NEW YORK: Global engineering giant Siemens highlighted the business case for slashing its carbon emissions and becoming carbon neutral during Climate Week NYC in September. The German company, which is at the forefront of the transition towards a net-zero emissions global economy shaped by the climate Paris Agreement, plans to halve the carbon it emits – currently 2.2 million metric tons annually – as early as 2020. The company is also looking to reduce its emissions to zero by 2030.

“We’ve said that we want to be carbon neutral by 2030,” confirms Roland Busch, Member of the Managing Board of Siemens AG & Chief Sustainability Officer, “and this comes with a couple of measures. We’re investing in energy efficiency projects for our buildings, for industries; we’re investing in decentralized energy systems; we go for co-generation, combined power and heat kind of projects; and of course, we are working on our Siemens’ fleet to reduce our emissions.”


Siemens is also taking advantage of the economic and environmental benefits offered by renewable energy: “We’re buying green electricity,” continues Roland Busch, “preferably, of course, coming from Siemens wind turbines; it would be buying an equity from solar or wind power plants, and be using that power to refuel our operations.”

The clear message offered by Siemens is that such measures align with their internal operations, such as investing €100 million (US$111 million) in improving energy efficiency: “It’s a business case: we believe if Siemens can do that, others can do that as well. The investment we are putting into place gives us a payback of 20 million per annum; so we’re talking about in terms of three, four, maybe five years of paying back.”

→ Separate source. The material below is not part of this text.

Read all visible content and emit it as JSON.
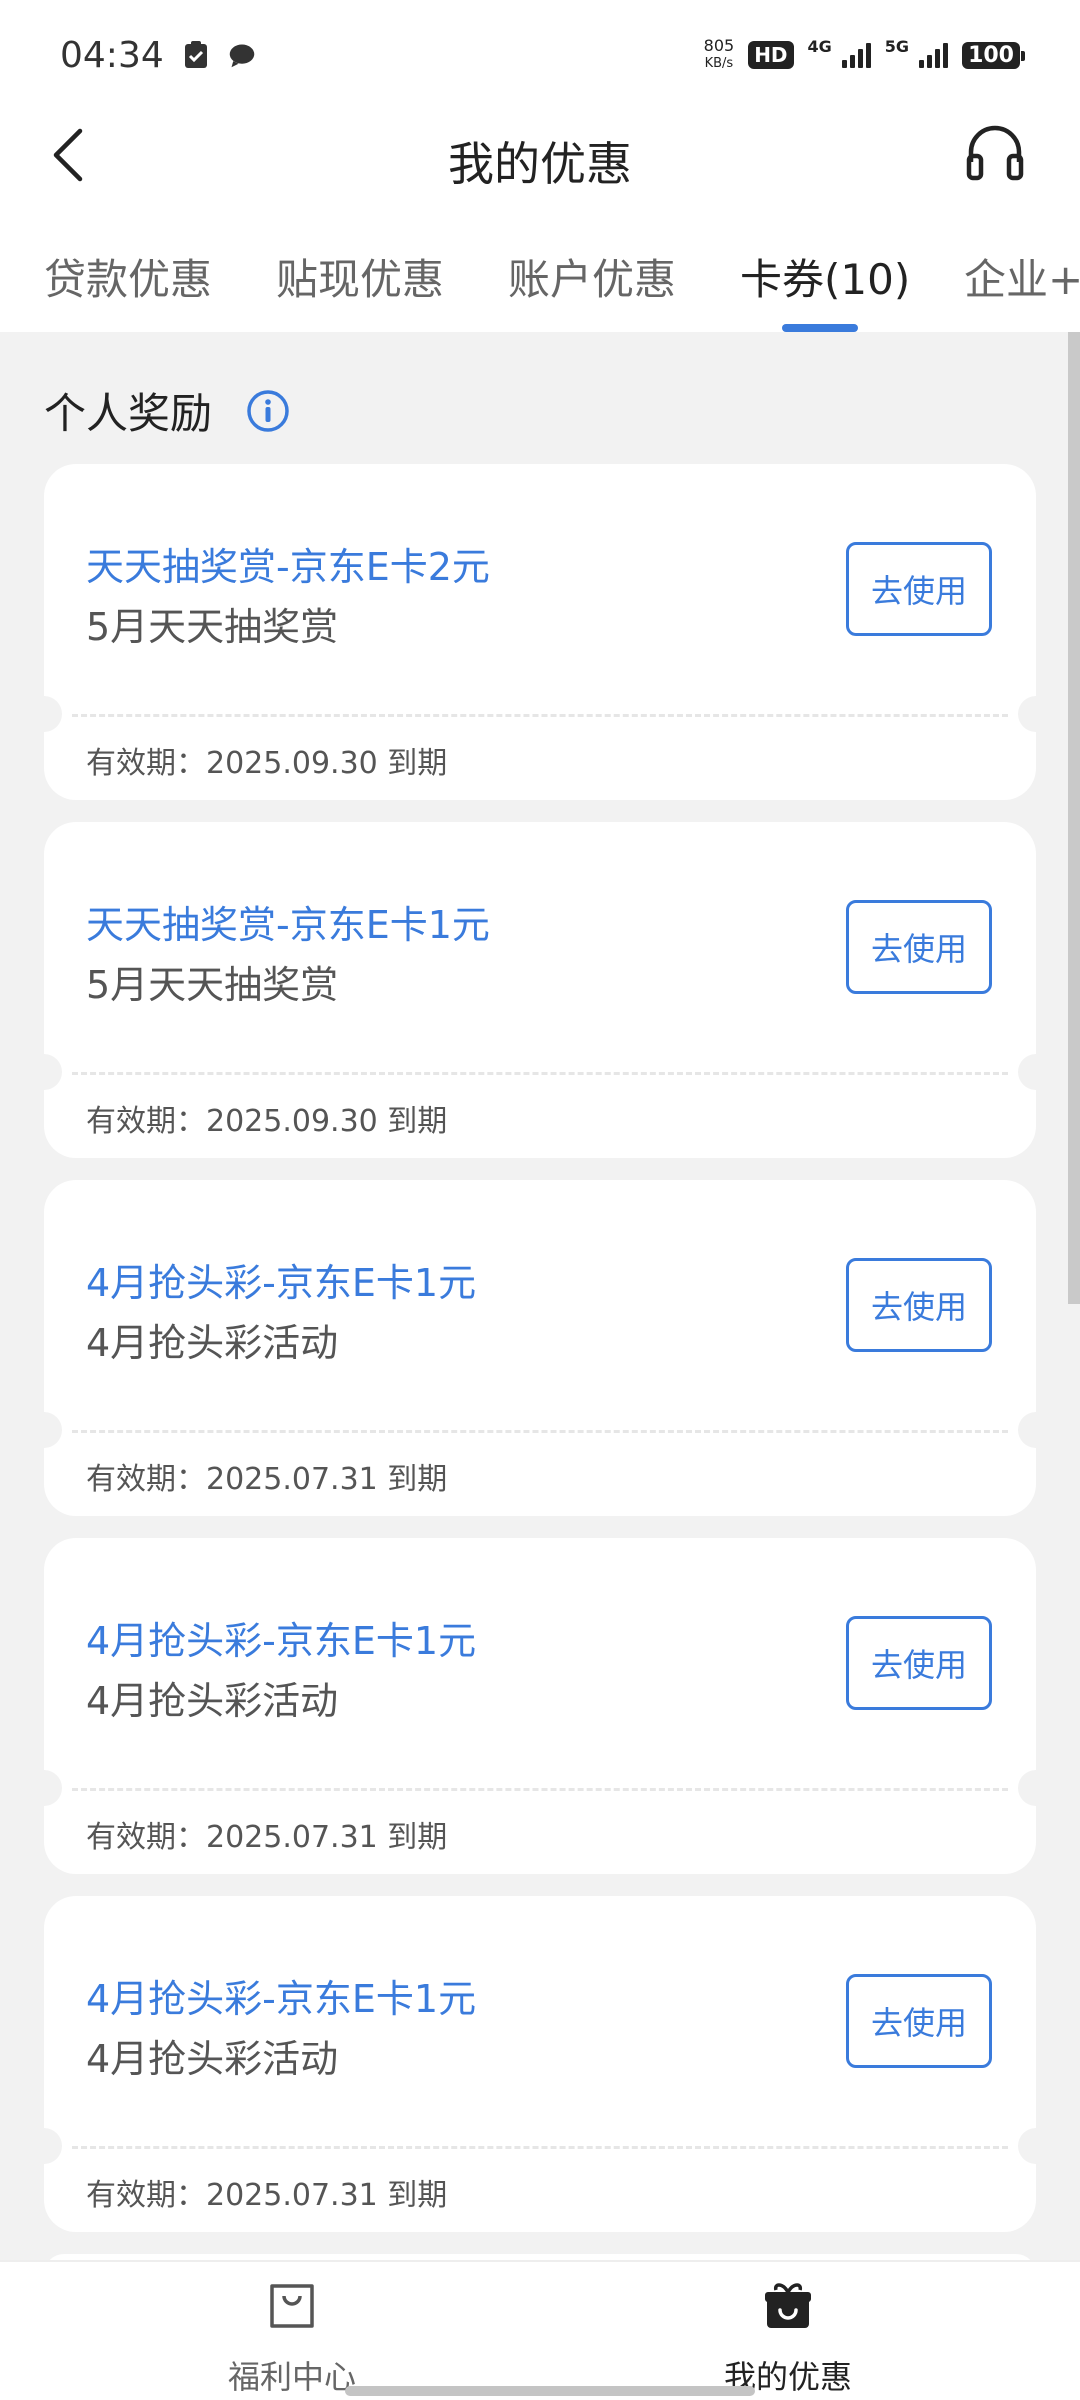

Current low interest rates make these measures even more attractive, and profitable. “The clear message is that it’s a good business case,” reiterates Roland Busch. “Of course, you have to choose the right technologies, but then you can really do something good for the economy and ecology.”


Siemens is already putting in place a series of measures to help implement the goals set out in the Paris Agreement in December at COP21. What is the single, most important thing business leaders and investors can do to help raise the level of ambition towards greater global collective climate action?

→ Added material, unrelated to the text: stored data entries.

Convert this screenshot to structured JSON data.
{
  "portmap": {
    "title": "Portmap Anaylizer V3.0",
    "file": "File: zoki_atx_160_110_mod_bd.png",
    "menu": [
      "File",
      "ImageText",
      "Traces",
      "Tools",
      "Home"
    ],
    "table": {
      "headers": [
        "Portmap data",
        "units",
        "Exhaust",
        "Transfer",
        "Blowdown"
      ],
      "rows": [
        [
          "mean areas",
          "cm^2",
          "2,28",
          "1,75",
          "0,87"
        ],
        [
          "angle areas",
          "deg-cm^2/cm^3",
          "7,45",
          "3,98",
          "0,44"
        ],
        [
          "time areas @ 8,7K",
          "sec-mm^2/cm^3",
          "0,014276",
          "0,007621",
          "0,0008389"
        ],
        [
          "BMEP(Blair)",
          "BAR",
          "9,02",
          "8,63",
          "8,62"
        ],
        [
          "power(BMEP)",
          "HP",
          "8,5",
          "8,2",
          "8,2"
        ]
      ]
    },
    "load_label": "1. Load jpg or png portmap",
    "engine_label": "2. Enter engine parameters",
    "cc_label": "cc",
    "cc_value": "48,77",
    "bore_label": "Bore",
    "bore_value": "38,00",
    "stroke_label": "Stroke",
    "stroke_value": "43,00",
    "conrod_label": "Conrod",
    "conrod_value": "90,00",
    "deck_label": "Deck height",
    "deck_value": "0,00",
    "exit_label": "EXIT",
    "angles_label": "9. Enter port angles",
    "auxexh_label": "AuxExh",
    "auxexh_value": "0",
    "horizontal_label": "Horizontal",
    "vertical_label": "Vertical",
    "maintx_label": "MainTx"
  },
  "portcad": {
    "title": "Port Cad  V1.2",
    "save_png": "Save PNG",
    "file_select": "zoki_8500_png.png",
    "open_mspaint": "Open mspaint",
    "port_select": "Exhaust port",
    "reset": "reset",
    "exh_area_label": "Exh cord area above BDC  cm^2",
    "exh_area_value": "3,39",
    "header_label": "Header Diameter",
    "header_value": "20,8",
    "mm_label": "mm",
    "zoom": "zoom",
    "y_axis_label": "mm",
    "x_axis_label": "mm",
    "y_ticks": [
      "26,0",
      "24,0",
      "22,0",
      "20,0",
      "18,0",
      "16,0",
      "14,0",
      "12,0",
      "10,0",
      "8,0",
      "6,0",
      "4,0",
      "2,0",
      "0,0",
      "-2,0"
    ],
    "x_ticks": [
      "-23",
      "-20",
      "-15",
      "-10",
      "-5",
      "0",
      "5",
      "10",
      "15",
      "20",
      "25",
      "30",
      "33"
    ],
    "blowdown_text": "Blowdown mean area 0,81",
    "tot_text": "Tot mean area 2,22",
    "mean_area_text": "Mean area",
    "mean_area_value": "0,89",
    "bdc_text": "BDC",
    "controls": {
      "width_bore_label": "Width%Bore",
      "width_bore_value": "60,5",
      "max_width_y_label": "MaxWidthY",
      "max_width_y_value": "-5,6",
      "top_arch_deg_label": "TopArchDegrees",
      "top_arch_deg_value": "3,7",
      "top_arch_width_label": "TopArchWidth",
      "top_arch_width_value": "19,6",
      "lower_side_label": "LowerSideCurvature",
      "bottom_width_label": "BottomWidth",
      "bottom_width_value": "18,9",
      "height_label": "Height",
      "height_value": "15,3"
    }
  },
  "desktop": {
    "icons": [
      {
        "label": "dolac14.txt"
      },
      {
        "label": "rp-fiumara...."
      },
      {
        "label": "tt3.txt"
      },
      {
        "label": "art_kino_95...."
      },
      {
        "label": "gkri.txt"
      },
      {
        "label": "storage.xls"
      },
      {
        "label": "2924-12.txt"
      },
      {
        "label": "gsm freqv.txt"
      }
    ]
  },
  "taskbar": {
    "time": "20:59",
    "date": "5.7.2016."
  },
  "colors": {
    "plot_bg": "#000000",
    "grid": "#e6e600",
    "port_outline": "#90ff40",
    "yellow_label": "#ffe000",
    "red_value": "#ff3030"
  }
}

“I don’t know whether there’s a single measure, there’s not really a silver bullet” to generate the necessary drive to realize such goals, says Roland Busch. One of the main points is “getting the regulations and policies straight: you have to have certainty in order to really have certainty for investments. Money is there, good projects are there.” Businesses just need clarity and long-term policies around them.

“Another one would be a clear policy on carbon, to price it,” underlines Roland Busch. “We do believe that there’s a price link to carbon emissions, and if we get that straight – not only on a municipal or federal, but maybe at an international level – then I guess we have a very strong impact. Then, many technologies would go into the money: and that would by itself, trigger a lot of new projects.”


To accelerate the realization of a net-zero emissions world, we must focus on a multi-sectoral approach, suggests Roland Busch. “It’s not only about our power generation, electricity: it’s really about the combination that is addressing all fields. We know that emissions are coming from transport, from industry, as well as from the energy sector.”

Technology can – and must – play a central role in this transition: we must “deploy these technologies in a broad scale, without silos,” says Roland Bush. “For example, electric mobility is tearing down the silos between mobility and power generation.”

Subnational governments will also be crucial in shaping the right policies that will help to spur the investments necessary for bending the curve of emissions as soon as possible: “We have to look very much into the urban environments,” concludes Roland Busch, “because cities are the biggest emitters of carbon: more than 70% is coming from cities.

“We really have to see how to make urbanization liveable, and at the same time getting technology in place to reduce your carbon emissions. And as I said, last but not least, getting governments in place in order to really give a stable environment where it’s worthwhile to invest.”